To overcome the various tricky scenarios in urban scenes, XPeng starts with “perception” at the source.
At the press conference, Wu Xinzhou revealed for the first time that XPeng will adopt the XNet new generation perception architecture on G9.
Similar to Tesla, it will input the perception results of the surrounding cameras to the Transformer neural network, carry out multi-frame temporal pre-fusion, and output the 4D information of dynamic target objects and the 3D information of static target objects under BEV perspective.
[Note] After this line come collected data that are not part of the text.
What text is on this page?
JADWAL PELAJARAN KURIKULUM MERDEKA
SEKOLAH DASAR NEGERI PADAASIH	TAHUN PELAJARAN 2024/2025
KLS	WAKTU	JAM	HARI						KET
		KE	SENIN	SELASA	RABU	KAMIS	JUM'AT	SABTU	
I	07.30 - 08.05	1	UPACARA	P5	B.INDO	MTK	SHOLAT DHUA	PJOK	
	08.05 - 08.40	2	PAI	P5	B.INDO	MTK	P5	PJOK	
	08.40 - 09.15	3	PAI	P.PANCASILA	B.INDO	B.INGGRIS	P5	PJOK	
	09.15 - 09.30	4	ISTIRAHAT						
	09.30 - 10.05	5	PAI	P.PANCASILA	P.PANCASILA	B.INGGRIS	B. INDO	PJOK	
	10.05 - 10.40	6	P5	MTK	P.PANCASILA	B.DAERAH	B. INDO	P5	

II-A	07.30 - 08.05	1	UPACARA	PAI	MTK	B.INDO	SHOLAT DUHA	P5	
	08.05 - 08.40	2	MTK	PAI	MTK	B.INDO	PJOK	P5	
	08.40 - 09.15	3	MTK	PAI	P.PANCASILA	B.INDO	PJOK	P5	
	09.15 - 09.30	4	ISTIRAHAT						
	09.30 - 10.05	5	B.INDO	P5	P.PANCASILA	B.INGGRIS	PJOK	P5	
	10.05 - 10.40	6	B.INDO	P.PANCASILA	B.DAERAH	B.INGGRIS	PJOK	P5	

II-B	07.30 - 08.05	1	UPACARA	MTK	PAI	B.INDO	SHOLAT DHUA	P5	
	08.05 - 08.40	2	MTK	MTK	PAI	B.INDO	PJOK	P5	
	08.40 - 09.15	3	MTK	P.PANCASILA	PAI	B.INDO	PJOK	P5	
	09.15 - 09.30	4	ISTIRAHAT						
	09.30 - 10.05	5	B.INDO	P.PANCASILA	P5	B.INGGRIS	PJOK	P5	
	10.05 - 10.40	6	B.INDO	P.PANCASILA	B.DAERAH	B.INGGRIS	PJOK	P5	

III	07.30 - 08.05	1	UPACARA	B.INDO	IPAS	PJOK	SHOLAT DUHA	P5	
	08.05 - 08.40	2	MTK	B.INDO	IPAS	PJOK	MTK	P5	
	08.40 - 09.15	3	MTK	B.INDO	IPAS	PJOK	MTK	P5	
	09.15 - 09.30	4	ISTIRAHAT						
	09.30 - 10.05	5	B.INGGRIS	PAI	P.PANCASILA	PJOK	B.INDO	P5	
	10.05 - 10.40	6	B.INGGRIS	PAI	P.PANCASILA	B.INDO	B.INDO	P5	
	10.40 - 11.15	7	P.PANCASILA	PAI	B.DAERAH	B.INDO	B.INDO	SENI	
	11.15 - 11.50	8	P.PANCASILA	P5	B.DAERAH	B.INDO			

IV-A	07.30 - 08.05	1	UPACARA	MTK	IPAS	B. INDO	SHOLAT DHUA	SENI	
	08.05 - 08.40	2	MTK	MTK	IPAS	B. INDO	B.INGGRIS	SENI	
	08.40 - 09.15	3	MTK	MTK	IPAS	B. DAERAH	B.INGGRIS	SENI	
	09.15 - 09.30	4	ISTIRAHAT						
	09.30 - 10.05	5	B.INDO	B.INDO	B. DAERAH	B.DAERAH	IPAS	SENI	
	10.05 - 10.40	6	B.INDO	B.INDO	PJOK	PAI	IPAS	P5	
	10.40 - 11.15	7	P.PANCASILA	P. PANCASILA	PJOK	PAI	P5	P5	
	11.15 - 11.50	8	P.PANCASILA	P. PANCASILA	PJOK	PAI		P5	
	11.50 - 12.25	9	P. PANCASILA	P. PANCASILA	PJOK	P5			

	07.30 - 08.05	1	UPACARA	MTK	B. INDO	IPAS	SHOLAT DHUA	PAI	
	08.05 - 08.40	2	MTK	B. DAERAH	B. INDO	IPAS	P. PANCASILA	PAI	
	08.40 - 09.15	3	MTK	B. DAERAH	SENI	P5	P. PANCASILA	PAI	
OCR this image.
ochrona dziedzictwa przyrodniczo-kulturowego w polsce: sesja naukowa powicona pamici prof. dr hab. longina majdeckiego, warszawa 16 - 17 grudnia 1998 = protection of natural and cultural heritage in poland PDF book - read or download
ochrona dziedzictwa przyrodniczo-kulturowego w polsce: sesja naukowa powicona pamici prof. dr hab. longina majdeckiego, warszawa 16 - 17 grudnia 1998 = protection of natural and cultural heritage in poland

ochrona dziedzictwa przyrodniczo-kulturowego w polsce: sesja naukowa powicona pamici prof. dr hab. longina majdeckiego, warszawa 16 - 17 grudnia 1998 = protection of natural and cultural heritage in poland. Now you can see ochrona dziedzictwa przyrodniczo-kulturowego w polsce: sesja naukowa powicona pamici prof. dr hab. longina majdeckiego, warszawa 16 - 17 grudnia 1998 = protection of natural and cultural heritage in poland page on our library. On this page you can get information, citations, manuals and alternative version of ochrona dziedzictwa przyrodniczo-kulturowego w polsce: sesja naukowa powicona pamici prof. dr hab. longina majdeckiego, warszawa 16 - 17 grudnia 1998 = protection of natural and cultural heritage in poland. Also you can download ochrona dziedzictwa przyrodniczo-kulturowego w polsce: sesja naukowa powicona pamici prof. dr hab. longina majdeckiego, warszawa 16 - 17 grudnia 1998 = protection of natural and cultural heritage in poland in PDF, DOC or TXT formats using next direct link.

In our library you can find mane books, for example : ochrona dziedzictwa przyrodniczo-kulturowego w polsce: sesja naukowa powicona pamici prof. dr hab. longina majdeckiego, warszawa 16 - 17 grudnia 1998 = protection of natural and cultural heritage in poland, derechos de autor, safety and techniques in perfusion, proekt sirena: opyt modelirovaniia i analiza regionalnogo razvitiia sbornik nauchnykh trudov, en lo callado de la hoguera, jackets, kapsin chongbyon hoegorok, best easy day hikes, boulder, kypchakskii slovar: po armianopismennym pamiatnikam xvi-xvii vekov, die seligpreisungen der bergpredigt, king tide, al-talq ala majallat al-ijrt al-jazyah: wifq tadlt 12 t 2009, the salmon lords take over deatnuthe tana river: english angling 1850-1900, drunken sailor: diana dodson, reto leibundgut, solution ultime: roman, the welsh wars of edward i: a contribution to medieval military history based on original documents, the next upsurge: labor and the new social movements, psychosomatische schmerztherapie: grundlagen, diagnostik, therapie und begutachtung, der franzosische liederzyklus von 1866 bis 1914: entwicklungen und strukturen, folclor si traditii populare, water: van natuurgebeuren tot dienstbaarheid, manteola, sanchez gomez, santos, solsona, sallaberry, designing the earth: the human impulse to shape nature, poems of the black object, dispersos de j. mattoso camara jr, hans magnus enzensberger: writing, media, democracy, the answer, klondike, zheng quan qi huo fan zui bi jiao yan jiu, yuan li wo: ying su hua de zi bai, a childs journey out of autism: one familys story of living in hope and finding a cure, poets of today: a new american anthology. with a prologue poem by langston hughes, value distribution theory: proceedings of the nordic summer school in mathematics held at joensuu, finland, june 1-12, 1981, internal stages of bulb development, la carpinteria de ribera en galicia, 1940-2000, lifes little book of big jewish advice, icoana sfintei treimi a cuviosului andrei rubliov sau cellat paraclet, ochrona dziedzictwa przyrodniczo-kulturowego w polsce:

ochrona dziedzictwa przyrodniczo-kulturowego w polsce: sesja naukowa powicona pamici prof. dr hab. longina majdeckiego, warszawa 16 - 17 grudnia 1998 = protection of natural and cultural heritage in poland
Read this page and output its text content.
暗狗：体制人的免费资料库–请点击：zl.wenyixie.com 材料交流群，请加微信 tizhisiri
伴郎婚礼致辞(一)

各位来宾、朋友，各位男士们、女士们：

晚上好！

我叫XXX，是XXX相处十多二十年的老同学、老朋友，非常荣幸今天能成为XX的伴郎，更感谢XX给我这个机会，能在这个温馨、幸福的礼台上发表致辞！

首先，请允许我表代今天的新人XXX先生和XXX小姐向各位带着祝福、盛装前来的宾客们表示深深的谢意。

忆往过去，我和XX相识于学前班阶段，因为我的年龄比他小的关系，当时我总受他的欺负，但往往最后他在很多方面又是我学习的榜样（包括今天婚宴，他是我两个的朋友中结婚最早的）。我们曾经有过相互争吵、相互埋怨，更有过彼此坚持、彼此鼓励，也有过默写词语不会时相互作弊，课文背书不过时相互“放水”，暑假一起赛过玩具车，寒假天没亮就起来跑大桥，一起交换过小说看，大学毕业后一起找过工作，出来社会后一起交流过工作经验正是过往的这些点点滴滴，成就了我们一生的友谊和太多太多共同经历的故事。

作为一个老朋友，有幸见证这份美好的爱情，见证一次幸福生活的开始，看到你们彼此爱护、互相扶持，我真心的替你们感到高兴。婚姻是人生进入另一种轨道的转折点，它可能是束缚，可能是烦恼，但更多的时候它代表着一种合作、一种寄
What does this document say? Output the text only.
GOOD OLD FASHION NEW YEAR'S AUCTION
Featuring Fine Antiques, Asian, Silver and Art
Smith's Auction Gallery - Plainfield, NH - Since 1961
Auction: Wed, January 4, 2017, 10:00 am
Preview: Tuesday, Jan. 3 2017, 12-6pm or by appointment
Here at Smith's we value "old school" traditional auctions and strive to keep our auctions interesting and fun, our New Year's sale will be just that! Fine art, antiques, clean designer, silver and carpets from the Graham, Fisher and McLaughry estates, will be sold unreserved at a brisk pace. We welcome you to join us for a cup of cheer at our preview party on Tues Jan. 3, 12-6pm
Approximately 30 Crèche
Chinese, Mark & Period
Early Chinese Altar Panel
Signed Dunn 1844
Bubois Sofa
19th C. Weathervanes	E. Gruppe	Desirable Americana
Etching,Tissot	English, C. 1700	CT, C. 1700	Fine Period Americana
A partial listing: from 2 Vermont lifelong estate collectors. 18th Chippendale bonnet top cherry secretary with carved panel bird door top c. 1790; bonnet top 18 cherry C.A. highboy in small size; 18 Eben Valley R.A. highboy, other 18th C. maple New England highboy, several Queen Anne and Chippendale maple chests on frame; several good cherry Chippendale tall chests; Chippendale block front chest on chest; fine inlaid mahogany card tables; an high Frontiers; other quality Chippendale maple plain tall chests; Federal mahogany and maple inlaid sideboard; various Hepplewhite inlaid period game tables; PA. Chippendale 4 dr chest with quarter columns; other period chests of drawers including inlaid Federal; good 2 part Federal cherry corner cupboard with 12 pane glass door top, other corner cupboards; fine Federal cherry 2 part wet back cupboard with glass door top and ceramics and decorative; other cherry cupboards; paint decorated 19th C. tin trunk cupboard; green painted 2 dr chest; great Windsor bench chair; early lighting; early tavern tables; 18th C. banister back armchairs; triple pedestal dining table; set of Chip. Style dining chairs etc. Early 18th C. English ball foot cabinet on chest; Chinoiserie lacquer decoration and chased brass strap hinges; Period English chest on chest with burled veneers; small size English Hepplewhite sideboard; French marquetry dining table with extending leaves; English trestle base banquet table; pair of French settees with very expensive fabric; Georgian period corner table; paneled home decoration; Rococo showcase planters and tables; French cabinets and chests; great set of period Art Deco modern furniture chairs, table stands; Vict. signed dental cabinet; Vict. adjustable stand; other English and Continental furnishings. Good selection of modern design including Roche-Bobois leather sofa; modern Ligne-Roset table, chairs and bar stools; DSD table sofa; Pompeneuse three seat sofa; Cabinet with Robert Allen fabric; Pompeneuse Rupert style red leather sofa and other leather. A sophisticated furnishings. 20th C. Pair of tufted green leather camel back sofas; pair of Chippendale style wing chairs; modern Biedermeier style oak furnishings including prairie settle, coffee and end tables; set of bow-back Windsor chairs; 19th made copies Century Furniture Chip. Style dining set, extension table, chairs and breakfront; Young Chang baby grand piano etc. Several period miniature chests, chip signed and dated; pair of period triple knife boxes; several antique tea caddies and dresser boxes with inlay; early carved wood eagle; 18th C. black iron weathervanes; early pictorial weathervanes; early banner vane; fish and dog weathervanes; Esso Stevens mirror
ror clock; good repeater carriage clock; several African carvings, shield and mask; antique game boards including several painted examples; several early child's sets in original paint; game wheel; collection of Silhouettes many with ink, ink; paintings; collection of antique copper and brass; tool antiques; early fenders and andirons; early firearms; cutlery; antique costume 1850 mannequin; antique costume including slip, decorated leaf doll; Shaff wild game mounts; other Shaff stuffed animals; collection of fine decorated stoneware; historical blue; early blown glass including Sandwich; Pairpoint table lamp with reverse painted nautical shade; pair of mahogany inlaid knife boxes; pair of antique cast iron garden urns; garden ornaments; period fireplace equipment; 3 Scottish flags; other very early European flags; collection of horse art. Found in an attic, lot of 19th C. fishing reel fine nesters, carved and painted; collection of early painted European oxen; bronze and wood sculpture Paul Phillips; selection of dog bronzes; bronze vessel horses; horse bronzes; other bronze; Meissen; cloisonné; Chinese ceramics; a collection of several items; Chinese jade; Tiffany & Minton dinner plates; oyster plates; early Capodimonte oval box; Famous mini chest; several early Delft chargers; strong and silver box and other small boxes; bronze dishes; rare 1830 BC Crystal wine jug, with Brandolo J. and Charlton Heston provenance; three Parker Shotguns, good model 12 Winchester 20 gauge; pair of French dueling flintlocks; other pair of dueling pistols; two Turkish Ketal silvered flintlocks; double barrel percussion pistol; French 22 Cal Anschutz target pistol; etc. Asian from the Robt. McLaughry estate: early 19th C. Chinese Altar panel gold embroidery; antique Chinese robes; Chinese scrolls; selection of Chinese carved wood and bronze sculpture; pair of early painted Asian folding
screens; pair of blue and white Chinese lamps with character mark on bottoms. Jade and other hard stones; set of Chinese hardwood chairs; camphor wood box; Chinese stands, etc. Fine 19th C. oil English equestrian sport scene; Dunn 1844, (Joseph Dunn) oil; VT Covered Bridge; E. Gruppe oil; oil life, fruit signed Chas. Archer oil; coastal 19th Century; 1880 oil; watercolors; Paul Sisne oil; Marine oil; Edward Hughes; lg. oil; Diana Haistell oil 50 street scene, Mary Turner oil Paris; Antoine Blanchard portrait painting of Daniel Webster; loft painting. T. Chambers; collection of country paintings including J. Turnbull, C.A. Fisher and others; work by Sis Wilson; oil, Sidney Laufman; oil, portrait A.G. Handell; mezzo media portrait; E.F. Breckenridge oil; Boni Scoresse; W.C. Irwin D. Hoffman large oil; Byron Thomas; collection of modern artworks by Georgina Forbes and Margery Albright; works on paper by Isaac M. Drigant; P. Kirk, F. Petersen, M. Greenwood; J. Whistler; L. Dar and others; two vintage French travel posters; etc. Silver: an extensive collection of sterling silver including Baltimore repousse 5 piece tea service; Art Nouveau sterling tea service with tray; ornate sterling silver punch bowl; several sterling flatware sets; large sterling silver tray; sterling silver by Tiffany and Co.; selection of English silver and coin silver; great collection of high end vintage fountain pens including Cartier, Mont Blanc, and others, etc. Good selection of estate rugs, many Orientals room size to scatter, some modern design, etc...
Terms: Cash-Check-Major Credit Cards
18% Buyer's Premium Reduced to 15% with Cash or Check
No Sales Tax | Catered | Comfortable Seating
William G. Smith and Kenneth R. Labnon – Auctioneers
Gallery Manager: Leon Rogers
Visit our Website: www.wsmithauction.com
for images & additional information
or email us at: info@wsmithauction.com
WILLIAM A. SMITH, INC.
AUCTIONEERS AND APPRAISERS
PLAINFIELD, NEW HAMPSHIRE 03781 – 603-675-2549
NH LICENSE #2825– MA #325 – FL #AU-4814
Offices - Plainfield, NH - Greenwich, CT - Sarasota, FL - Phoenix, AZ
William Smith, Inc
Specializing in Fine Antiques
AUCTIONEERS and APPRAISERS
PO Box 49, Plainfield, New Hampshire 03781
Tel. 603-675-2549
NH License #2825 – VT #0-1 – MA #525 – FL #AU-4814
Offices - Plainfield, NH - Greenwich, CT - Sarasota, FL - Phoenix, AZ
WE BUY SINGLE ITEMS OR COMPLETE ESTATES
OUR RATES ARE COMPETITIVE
Simply put, under the original technical framework, it is equivalent to letting you “perceive the surrounding world through multiple perspectives with only fuzzy position correlation, and through multiple comic-like pictures”, and also judging the speed of surrounding vehicles and predicting their driving trajectories.
Under such a perception result, even if it is judged by an experienced driver, it is still very difficult.
But under the current technical framework, the system will directly output a god’s-eye view with dynamic information about surrounding vehicles.
The benefits of this operation are that it can greatly improve the accuracy of monitoring 3D information of static target objects. In Wu Xinzhou’s words: “This perception architecture has the ability to generate high-precision maps in real-time.”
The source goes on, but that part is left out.